May 7 and 8, 2022 saw the return of horse racing at the Santa Cruz County Fair and Rodeo Grounds. The community welcomed back this yearly celebration of fast horses, fancy hats, mint juleps, and live streaming of the Kentucky Derby.
Following the Kentucky Derby tradition, the annual Derby Hat contest was held with many contestants of all ages who exhibited their creations to the delight of the crowd. The Kentucky Derby was simulcast and parimutual betting machines were available for the Derby as well as the local races.
Denny Schreffler provided the call to the post on his herald trumpet before each race. Schreffler, a retired professional musician from Sahuarita, AZ, started this aspect of his musical career in 1968 at River Downs Race Track in Ohio. He has worked at various race tracks including Rillito Park Race Track in Tucson.
‘First Call’ is the official name of this practice which originated during the Civil War. Encampments often covered a vast area and more than one bugler was needed to alert the soldiers. The First Call bugler was the one that alerted the other buglers to sound their horns so all of the soldiers were awakened.
The First Call bugle is now a tradition at thoroughbred race tracks. The clarion call of the herald trumpet alerts the crowd and participants of the impending race.
Ed Gaines, Vice President of the Santa Cruz County Fair and Rodeo Association (SCFRA) and chairman of the Sonoita Races, said of the event, “This all works because of the many volunteers and the board. This is the most functional and selfless board I have ever been on in my adult life.”
Gaines credits manager Lacy Beyer for much of the success, as she was instrumental in writing grants for the extra funds that enabled SCFRA to offer incentives to bring more entries to the races. Each entry that ran a horse in the race got a check for $50. The award winning jockey and trainer from the combined Douglas, AZ races and the Sonoita races received $1000 and a buckle.

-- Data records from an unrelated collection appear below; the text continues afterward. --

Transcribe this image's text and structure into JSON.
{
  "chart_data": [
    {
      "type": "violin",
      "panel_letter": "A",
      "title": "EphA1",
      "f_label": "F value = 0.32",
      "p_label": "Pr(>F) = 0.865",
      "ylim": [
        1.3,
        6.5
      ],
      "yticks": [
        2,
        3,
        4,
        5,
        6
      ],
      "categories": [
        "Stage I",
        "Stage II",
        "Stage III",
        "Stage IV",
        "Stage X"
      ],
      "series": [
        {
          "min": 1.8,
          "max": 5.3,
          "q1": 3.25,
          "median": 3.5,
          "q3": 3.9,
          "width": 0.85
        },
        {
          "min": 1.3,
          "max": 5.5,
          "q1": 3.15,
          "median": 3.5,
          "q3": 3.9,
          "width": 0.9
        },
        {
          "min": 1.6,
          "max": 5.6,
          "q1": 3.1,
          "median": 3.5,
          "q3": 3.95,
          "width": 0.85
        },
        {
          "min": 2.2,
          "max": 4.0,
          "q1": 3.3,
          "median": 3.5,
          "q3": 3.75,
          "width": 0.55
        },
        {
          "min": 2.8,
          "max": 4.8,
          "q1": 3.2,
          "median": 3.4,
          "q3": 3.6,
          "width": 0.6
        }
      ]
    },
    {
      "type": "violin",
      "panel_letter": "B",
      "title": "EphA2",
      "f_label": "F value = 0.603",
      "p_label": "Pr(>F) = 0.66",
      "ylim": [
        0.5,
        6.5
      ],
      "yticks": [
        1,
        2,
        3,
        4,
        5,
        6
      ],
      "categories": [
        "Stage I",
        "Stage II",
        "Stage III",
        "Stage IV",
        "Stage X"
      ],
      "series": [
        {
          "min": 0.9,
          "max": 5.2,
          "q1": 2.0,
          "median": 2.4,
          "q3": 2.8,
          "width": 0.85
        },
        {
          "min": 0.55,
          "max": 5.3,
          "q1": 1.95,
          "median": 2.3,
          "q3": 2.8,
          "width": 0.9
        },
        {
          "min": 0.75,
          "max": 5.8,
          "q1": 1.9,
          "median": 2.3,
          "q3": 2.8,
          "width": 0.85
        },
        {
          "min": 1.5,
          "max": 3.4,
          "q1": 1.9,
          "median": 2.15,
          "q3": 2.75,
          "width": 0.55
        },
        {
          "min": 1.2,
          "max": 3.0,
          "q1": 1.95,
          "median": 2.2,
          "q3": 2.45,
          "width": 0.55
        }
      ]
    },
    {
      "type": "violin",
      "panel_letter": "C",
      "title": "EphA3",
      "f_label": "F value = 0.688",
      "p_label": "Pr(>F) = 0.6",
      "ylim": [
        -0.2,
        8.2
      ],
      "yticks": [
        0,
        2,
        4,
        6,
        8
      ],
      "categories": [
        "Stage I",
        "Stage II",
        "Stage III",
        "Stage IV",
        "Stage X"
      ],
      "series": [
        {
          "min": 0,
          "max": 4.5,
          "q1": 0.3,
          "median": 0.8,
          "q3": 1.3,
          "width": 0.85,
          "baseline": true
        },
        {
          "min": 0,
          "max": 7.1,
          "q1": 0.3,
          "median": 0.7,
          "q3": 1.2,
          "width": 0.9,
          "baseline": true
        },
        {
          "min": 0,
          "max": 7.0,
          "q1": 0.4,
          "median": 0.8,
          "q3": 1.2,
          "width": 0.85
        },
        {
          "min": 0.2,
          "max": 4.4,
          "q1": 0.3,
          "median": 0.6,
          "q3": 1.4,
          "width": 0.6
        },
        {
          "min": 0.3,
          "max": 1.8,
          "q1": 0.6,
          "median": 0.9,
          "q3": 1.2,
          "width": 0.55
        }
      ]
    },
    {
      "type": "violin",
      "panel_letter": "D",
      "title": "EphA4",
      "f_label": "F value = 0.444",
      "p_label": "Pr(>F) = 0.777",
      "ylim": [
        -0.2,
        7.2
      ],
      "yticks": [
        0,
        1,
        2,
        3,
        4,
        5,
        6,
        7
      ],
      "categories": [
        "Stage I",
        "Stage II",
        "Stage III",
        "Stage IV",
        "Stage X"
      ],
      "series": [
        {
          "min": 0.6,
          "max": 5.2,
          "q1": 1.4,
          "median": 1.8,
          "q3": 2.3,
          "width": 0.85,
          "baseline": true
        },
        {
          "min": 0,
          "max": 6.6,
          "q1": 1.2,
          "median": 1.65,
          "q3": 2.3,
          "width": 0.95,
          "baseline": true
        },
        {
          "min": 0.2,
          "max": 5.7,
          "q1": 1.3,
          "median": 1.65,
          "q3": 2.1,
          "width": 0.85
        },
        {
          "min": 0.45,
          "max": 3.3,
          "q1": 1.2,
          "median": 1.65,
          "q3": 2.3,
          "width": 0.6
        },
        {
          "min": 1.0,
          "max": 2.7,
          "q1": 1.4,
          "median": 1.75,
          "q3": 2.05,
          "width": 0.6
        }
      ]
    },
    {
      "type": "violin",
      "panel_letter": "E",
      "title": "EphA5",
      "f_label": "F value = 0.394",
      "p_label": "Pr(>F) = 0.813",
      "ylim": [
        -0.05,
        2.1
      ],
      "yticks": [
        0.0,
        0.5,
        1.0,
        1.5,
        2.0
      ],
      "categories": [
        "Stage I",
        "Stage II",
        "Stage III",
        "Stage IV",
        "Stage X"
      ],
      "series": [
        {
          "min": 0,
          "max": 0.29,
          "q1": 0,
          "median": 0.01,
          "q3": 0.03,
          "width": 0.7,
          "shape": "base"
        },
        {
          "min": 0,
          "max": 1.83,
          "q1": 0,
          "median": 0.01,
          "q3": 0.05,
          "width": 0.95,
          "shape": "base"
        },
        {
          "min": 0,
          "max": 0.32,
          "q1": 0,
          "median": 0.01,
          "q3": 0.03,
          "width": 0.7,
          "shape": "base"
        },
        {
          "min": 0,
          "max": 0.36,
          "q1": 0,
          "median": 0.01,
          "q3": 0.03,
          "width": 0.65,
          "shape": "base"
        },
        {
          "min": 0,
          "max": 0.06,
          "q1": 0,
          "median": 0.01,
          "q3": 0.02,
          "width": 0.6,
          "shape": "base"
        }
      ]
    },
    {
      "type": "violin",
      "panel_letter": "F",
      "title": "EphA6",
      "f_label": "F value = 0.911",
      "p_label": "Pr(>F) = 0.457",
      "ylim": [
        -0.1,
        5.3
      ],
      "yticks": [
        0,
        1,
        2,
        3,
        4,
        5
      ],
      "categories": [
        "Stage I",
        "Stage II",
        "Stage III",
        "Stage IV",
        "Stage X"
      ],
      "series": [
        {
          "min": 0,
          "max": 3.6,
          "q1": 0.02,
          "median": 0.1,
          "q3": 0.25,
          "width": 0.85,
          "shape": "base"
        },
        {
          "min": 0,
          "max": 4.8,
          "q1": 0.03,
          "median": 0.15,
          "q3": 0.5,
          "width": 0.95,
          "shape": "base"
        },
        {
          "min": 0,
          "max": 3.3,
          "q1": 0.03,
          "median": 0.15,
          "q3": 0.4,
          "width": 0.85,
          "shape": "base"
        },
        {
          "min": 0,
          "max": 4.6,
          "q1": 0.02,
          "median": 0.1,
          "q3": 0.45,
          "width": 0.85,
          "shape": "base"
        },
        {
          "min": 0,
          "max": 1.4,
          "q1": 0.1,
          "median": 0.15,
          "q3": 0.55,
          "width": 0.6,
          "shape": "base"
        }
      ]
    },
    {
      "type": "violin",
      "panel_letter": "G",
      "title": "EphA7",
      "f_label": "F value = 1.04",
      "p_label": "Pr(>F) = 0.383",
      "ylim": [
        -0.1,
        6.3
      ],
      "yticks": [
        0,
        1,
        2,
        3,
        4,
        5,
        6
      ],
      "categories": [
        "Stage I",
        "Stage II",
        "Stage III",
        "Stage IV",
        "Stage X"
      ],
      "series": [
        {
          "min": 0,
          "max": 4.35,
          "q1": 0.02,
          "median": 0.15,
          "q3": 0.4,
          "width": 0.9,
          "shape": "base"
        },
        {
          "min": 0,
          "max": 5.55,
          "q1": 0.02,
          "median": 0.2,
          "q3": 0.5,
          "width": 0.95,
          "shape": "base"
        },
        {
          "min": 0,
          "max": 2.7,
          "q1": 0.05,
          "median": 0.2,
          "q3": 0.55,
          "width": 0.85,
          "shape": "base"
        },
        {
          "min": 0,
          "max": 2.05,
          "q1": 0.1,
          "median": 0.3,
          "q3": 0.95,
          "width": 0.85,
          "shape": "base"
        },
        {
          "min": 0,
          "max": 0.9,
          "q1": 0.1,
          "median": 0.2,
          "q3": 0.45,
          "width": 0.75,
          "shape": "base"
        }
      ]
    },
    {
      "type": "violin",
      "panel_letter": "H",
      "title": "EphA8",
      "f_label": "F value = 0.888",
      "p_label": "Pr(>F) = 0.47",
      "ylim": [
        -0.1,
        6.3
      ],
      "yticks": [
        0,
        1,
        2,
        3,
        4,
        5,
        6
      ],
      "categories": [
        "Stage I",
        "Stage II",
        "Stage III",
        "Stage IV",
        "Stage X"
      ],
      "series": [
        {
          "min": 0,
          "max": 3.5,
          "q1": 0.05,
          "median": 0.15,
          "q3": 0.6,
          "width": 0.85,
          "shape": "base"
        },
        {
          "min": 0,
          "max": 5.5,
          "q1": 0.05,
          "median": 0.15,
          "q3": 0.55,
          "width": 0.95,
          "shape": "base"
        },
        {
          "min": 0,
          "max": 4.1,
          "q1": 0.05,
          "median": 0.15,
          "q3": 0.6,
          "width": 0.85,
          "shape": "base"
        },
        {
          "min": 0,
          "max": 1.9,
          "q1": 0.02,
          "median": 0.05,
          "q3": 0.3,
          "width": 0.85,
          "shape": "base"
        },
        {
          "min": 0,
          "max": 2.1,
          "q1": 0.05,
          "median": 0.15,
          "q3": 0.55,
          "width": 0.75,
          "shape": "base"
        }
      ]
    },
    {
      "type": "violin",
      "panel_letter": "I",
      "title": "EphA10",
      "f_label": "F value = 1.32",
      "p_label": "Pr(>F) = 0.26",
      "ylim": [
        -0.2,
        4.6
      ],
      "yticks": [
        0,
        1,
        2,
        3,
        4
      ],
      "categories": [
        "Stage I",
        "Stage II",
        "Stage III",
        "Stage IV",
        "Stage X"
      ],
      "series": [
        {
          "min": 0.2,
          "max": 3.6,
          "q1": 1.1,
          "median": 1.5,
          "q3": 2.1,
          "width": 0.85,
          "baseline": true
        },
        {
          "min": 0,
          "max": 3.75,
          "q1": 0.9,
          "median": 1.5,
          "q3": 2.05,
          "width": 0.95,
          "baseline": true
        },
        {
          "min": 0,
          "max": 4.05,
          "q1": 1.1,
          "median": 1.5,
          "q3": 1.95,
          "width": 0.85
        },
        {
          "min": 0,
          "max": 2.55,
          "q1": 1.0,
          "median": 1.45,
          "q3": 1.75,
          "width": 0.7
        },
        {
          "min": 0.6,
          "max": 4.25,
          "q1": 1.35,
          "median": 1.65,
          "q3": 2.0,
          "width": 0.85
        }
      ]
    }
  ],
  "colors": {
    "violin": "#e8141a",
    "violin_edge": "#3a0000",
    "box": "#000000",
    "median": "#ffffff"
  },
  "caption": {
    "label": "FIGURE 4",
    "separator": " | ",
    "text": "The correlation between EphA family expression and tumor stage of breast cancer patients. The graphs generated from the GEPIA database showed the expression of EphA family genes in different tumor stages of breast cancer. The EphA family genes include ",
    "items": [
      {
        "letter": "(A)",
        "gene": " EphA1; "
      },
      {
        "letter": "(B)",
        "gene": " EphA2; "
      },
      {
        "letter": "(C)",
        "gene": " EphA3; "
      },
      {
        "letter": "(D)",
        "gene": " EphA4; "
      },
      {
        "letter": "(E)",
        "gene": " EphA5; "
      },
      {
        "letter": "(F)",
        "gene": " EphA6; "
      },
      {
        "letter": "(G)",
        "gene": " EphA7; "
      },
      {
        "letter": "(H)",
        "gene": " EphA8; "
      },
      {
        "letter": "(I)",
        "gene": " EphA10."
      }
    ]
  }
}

Grounds keeper Howard Brollier had the track in top condition for the races, helped along by five local pastors who came the day before the races to pray for the safety of the horses, the jockeys and all those present for the weekend as they helped Beyer pick rocks off the track surface.
Attendance at the races was nearly the same as the last time the races were held in 2019, according to Gaines and Beyer. However, Gaines stressed, that “making money is not the entire goal of the races.” He sees the SCFRA as “guardians of a tradition to perpetuate the races that have been going on for over 100 years”.